Ciò che continua a sfuggirci è il semplice fatto che il virus ha messo a nudo l’assoluta precarietà di una situazione che già prima del suo arrivo era in atto, vale a dire l’obsolescenza di un modo di produzione in grado di sostenersi, paradossalmente, solo attraverso la socializzazione delle sue perdite.
Con buona pace dell’efficienza dei liberi mercati e delle loro mani
invisibili! Nel 2008, il settore privato fu salvato da un drenaggio
senza precedenti di risorse pubbliche, a cui fecero seguito politiche di
austerità rivelatesi distruttive del tessuto sociale. Il collasso
economico fu evitato grazie alla nazionalizzazione di crediti spazzatura
e varie politiche di denaro a basso costo e di indebitamento statale.
Negli anni successivi, misure apparentemente provvisorie come il
‘quantitative easing’ (QE) sono diventate la norma, per il semplice
motivo che il sistema si è rivelato sempre più dipendente
dall’intervento salvifico delle banche centrali.

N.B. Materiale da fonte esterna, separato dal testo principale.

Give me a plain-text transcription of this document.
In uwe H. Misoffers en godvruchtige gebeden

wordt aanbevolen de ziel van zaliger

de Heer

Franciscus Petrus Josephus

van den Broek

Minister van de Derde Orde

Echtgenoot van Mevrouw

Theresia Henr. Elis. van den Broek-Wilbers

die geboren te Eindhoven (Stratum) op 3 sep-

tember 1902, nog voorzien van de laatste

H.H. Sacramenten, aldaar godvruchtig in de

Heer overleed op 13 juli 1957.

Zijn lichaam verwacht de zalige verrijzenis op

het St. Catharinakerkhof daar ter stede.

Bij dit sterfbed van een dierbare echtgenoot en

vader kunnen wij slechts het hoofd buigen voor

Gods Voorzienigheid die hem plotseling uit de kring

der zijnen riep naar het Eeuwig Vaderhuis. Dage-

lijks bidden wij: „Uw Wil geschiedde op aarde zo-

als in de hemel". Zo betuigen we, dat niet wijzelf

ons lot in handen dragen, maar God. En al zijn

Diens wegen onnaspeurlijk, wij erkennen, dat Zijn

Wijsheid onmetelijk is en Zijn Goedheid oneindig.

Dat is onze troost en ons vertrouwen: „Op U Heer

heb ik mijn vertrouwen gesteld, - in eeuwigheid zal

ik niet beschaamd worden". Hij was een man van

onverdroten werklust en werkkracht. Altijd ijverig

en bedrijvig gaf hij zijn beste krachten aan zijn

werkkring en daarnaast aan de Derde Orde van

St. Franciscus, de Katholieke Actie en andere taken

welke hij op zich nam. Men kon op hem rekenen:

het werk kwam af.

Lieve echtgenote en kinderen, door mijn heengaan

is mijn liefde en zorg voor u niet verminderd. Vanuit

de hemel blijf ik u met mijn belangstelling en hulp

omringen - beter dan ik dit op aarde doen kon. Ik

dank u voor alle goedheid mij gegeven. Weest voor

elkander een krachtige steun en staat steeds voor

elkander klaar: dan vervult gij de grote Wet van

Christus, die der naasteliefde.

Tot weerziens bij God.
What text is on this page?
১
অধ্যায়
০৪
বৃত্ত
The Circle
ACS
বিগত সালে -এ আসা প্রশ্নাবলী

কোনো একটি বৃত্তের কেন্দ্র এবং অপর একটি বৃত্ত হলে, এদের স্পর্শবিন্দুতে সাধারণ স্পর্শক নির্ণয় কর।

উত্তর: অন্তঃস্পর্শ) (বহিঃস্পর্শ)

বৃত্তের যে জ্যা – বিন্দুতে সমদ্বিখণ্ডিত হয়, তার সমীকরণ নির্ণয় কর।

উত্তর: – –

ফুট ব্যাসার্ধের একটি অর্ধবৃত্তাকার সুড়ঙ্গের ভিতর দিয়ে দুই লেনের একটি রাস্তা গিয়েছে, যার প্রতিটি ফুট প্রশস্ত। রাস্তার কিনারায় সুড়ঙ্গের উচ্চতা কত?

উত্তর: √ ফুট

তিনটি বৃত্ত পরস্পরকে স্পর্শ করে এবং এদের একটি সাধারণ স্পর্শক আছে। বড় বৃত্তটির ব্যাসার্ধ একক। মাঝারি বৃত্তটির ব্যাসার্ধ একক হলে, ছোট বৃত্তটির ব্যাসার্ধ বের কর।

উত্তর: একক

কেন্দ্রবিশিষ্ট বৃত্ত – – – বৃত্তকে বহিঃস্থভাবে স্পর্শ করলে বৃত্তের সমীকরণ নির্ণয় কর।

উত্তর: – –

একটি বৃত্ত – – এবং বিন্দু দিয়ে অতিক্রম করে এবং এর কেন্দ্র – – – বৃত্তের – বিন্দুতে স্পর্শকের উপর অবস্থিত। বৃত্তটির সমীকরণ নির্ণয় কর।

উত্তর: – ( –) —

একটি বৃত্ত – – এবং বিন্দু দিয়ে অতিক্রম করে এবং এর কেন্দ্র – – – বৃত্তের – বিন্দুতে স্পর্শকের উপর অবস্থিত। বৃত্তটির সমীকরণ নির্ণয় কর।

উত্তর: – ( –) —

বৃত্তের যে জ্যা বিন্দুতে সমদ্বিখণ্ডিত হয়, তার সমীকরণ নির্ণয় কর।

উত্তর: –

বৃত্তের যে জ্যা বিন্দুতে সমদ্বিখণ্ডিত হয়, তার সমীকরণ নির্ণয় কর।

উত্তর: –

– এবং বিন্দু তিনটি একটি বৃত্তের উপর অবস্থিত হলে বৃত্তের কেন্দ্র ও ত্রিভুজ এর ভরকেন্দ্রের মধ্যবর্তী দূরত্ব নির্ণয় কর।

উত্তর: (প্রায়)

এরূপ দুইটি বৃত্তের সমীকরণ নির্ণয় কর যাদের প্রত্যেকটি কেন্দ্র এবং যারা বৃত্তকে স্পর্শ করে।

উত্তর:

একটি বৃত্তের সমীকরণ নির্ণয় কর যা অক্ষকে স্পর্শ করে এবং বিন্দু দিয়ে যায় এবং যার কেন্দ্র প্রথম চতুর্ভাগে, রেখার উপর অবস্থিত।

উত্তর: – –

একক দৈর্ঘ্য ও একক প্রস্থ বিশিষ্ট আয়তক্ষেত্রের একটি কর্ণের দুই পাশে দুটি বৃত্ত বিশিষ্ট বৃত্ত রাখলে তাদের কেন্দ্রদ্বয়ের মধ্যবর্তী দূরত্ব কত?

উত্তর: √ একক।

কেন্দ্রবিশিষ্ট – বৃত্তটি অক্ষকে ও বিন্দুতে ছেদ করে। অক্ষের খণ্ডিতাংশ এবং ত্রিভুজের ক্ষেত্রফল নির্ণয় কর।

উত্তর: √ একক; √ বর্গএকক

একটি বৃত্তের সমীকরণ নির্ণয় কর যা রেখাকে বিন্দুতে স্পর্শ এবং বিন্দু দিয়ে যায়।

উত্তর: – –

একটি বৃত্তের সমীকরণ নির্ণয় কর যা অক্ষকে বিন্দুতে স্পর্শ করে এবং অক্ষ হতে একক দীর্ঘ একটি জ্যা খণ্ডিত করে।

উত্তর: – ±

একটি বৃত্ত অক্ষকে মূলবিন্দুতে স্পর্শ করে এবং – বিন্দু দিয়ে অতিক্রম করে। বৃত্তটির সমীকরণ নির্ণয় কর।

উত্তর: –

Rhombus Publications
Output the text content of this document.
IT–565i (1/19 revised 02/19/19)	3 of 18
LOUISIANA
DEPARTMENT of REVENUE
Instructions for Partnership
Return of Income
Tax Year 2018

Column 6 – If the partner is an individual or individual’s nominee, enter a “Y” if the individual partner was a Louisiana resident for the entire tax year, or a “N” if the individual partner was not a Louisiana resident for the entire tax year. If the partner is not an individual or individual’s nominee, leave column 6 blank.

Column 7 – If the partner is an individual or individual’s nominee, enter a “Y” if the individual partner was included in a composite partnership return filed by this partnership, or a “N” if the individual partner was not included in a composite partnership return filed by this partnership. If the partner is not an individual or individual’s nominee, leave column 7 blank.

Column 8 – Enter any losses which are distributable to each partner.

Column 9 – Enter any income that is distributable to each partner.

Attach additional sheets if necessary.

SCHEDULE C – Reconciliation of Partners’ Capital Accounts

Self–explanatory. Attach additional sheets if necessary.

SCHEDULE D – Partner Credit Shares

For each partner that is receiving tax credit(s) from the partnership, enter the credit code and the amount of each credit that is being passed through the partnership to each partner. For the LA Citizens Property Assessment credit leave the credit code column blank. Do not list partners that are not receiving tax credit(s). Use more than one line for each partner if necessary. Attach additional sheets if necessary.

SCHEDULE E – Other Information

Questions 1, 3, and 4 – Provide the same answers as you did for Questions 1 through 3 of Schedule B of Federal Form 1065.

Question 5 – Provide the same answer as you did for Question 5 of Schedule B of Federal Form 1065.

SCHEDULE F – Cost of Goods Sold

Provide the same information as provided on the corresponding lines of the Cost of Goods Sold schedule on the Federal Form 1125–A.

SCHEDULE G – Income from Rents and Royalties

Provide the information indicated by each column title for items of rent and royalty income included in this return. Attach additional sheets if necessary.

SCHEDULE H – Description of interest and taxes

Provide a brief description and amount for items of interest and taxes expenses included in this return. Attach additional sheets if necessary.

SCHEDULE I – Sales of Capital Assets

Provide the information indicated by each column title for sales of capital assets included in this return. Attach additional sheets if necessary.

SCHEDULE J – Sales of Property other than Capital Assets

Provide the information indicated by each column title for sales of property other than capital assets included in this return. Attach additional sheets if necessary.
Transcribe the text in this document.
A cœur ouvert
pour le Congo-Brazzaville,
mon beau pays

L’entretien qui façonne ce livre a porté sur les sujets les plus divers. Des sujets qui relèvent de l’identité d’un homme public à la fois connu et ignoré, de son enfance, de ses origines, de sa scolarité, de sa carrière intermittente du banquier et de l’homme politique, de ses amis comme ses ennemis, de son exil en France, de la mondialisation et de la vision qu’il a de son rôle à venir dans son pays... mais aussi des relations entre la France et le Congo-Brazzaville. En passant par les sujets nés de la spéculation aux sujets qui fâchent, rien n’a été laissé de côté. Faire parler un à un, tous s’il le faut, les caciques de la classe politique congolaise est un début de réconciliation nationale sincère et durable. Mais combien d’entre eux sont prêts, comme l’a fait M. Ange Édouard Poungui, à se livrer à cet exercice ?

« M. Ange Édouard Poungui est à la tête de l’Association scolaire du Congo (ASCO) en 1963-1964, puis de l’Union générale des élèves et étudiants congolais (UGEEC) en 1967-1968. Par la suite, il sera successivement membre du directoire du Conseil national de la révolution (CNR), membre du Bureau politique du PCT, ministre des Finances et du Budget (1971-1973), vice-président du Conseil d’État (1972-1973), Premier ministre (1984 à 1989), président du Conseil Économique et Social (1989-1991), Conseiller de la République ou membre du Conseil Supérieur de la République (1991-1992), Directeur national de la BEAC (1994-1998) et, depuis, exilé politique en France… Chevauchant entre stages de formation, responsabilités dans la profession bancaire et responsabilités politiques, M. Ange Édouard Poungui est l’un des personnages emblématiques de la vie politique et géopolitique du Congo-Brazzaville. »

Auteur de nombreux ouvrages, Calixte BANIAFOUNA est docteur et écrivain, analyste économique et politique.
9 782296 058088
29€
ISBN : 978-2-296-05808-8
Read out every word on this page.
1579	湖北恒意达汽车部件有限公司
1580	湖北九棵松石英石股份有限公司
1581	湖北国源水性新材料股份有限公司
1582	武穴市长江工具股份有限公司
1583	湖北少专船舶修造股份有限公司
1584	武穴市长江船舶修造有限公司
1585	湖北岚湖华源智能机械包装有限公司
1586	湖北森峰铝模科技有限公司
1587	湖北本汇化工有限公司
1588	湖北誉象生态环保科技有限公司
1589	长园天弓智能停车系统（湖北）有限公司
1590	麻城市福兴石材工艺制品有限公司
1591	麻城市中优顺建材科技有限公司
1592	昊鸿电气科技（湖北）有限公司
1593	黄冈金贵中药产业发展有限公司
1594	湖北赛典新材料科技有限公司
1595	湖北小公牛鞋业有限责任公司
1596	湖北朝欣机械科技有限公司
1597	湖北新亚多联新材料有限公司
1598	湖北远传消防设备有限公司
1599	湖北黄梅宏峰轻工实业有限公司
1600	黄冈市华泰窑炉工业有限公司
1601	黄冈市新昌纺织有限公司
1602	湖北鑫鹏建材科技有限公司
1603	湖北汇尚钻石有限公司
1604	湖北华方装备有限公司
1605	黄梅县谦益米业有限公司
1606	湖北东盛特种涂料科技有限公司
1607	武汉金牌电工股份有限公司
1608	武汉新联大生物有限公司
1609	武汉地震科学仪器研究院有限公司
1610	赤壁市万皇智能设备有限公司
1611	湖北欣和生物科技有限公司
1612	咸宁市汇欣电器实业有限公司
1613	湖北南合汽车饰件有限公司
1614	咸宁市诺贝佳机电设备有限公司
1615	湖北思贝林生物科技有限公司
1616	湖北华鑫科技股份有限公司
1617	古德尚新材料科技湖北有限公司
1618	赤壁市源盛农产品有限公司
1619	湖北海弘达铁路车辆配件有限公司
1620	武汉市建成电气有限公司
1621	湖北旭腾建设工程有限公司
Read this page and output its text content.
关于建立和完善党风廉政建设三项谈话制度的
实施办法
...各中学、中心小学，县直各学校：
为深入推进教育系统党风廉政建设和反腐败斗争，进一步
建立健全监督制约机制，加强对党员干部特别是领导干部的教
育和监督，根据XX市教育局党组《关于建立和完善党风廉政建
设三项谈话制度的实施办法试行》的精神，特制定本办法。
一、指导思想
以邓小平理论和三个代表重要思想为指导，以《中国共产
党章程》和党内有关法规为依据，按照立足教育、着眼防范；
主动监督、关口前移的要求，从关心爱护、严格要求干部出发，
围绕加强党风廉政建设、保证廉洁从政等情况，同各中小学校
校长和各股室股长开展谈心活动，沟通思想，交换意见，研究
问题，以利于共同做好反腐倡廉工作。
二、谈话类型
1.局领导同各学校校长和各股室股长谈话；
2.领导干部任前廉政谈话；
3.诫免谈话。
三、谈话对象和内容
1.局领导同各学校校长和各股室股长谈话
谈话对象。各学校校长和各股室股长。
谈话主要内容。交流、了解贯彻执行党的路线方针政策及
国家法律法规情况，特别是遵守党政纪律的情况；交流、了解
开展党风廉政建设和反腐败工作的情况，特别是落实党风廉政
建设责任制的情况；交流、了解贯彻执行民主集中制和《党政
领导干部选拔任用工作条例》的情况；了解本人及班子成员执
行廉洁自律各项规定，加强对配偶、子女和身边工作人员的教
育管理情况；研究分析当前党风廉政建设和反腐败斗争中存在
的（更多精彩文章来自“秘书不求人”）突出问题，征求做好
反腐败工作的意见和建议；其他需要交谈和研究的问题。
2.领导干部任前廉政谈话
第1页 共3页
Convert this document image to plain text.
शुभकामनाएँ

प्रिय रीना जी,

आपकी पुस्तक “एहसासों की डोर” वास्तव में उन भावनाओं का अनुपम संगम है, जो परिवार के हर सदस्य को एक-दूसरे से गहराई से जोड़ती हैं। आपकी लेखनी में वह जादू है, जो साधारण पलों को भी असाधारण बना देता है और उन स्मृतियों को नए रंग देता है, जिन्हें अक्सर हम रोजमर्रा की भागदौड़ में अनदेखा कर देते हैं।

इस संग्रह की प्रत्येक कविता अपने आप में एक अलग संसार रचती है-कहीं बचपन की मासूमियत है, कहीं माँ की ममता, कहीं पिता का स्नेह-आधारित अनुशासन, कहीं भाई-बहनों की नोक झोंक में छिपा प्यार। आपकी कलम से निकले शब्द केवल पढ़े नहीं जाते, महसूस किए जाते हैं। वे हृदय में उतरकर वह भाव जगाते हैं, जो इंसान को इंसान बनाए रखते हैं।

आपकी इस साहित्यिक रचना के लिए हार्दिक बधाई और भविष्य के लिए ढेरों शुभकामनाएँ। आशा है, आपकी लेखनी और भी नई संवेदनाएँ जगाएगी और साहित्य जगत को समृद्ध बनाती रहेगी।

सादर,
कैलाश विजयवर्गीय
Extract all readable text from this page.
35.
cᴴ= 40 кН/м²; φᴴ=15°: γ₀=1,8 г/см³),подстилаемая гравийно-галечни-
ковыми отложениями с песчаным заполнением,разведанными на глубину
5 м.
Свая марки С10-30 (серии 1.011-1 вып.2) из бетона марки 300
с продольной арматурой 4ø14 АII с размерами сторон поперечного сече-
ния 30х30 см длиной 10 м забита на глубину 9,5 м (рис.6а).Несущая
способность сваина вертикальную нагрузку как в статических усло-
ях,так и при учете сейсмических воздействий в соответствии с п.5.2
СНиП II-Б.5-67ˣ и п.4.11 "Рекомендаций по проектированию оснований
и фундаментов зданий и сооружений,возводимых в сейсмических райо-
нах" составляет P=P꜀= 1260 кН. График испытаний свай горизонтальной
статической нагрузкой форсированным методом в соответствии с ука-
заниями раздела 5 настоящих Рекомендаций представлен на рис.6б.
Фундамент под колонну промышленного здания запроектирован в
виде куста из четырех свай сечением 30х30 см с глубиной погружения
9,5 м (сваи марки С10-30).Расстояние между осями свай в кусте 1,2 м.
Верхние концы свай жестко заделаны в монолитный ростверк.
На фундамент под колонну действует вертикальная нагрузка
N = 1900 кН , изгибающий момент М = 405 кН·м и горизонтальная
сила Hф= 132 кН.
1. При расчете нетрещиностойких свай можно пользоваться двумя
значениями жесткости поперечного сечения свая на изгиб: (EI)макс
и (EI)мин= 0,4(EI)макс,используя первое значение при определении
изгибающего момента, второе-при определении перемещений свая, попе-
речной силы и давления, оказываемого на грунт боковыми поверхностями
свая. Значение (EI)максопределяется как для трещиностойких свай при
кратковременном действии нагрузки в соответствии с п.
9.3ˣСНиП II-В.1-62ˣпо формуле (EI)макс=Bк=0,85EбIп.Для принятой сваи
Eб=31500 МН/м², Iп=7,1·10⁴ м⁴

La crisi da coronavirus
sta ora esacerbando questa paradossale situazione, come dimostrano le
monumentali operazioni di compensazione fiscale e salariale implementate
nella maggior parte delle economie avanzate, tra cui l’acquisto su
larga scala di titoli di Stato (QE), prestiti a lungo termine a tassi di
interesse pari a zero, trasferimenti e sovvenzioni fiscali dirette e –
sdoganato da ultimo tra gli interventi monetari più creativi – varie
forme di ‘helicopter money’, come già ipotizzato nientepopodimeno che
dal guru neoliberista Milton Friedman.[4]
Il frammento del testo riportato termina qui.